This is one of the silliest things you've said yet. By this reasoning if someone was to argue on thread against measures that stop social mobility and was to argue on another for private schools it would be dishonest to point this out. Totally absurd. Political views don't exist in a vacuum (or at least they shouldn't), part of the point of debate is to tease out the contradictions and inconsistencies made.
Of course your view on the role of the LP in bringing about the changes you want is relevant to a discussion of how leadership of the LP should be defined. Of course your views on workers control of their community, and direct democracy are relevant to what the role of the leader of a political organisation. To argue otherwise if frankly pathetic.
Now if you views have changed since you made the posts I linked to fine, views do change but and if you are now saying that you don't hold those positions then ok but the idea that it is unreasonable to interpret your current claims in light of your past claims is garbage. The posts I linked to are hardly from the dawn of time, they were made within the last year and a bit, and are consistent with many other posts you've made.
Both you and Moose specifically drew a, partial, equivalence between the leader of the political party and a CEO. If that is not top down leadership I don't know what is.
I don't know why I'm humouring this but here we go.

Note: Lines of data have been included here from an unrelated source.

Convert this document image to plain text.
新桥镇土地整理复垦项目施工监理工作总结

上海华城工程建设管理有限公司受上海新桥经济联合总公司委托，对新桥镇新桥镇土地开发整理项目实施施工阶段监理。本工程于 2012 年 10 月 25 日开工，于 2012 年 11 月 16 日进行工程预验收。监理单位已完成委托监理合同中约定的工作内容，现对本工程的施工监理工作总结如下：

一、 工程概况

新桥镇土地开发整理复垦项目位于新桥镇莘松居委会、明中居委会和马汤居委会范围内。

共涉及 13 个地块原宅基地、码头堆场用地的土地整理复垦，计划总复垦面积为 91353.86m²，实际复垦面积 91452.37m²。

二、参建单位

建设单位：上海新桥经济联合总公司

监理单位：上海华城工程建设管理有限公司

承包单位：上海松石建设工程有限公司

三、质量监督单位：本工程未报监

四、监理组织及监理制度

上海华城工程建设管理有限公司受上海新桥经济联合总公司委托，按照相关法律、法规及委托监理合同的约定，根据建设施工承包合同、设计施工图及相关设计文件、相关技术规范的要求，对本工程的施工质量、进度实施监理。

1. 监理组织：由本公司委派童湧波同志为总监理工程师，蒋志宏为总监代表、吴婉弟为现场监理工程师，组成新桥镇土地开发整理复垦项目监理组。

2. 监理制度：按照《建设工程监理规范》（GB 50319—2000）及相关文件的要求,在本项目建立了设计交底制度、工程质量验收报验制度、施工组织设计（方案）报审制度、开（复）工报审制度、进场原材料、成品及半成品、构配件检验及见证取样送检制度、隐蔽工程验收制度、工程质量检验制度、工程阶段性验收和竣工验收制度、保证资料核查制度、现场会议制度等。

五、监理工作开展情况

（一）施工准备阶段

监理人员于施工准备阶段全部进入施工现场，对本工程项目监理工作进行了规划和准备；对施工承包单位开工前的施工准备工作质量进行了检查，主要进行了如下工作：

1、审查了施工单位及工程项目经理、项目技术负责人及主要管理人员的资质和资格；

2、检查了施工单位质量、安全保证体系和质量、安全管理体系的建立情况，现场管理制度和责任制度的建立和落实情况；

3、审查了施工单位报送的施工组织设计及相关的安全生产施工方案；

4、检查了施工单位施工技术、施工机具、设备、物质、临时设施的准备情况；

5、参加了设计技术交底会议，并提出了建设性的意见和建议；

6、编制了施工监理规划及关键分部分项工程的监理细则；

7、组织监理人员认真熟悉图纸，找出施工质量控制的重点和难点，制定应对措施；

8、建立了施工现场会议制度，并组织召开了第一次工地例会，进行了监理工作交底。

The posts you've pulled from your files and linked to are, respectively, about (1) how I think, not enormously controversially, that the outcomes of parliamentary politics have the biggest impact on conditions in the contemporary UK, and (2) how it's too late in proceedings for anyone but states to mitigate the impact of global warming. For the maintenance of your records I continue to think both of these things are broadly true, at least until you can give me a rough date for the emergence of revolutionary socialism. Some of it should probably be qualified further but I only have finite time on this mortal coil. However, neither of them are directly relevant to "discussion of how leadership of the LP should be defined". For the same reason they're not even really relevant to who is actually in control, just how that control may be manifested - directly or by proxy.
As Moose later pointed out, parliamentary structure is inherently top down but beyond this I've not attempted to assert the necessity for top-down control within the Labour Party. Indeed I would argue the opposite. One of the major failings of Corbynism was that it claimed to be interested in grassroots community organising and listening to people, then in the course of four years did not do those things to any significant degree. It may have listened but it did not reflect as much in its action; it
was led from the top (not necessarily Corbyn) and this was a serious mistake. It used its people for heavily directed work, largely concerned with electoral campaigning. Only now are its members and satellites starting to show a renewed interest in something else.
This does not mean that a leader is redundant. I don't think the CEO term is very helpful in this discussion, probably a distraction, but I also don't think you understand what that is either; the spectrum of leadership possibilities. CEO is principally a position of responsibility, again an interface position where the blame or credit sits. It's not necessarily directive or prescriptive, though this may often be the case. A successful C-level leader could in the right circumstances do their job purely by enabling other people a long way beneath their hierarchical position; so it is with political leaders. Leadership isn't the same thing as ownership or control. I think amongst other things you're enormously overestimating what these people
do.
If the Labour Party were to manage to transform itself into something that best manifested itself through local activity, winning the battle outside of electoral politics, then it would very likely still need a leader - one to represent those efforts, both as a symbol to its own people and especially to those yet to be convinced. The latter is what the second part of the first linked post is about, change through leadership of ideas, although it's of secondary importance to any of this. In particular the
semblance of a traditional leadership role would be necessary in order to meet public electoral expectations; even though that may not be core to the bulk of what it
does, it would be core to getting elected.
But all of this is a waste of time if you insist on taking it to be endorsement of some top-down elite-led structure.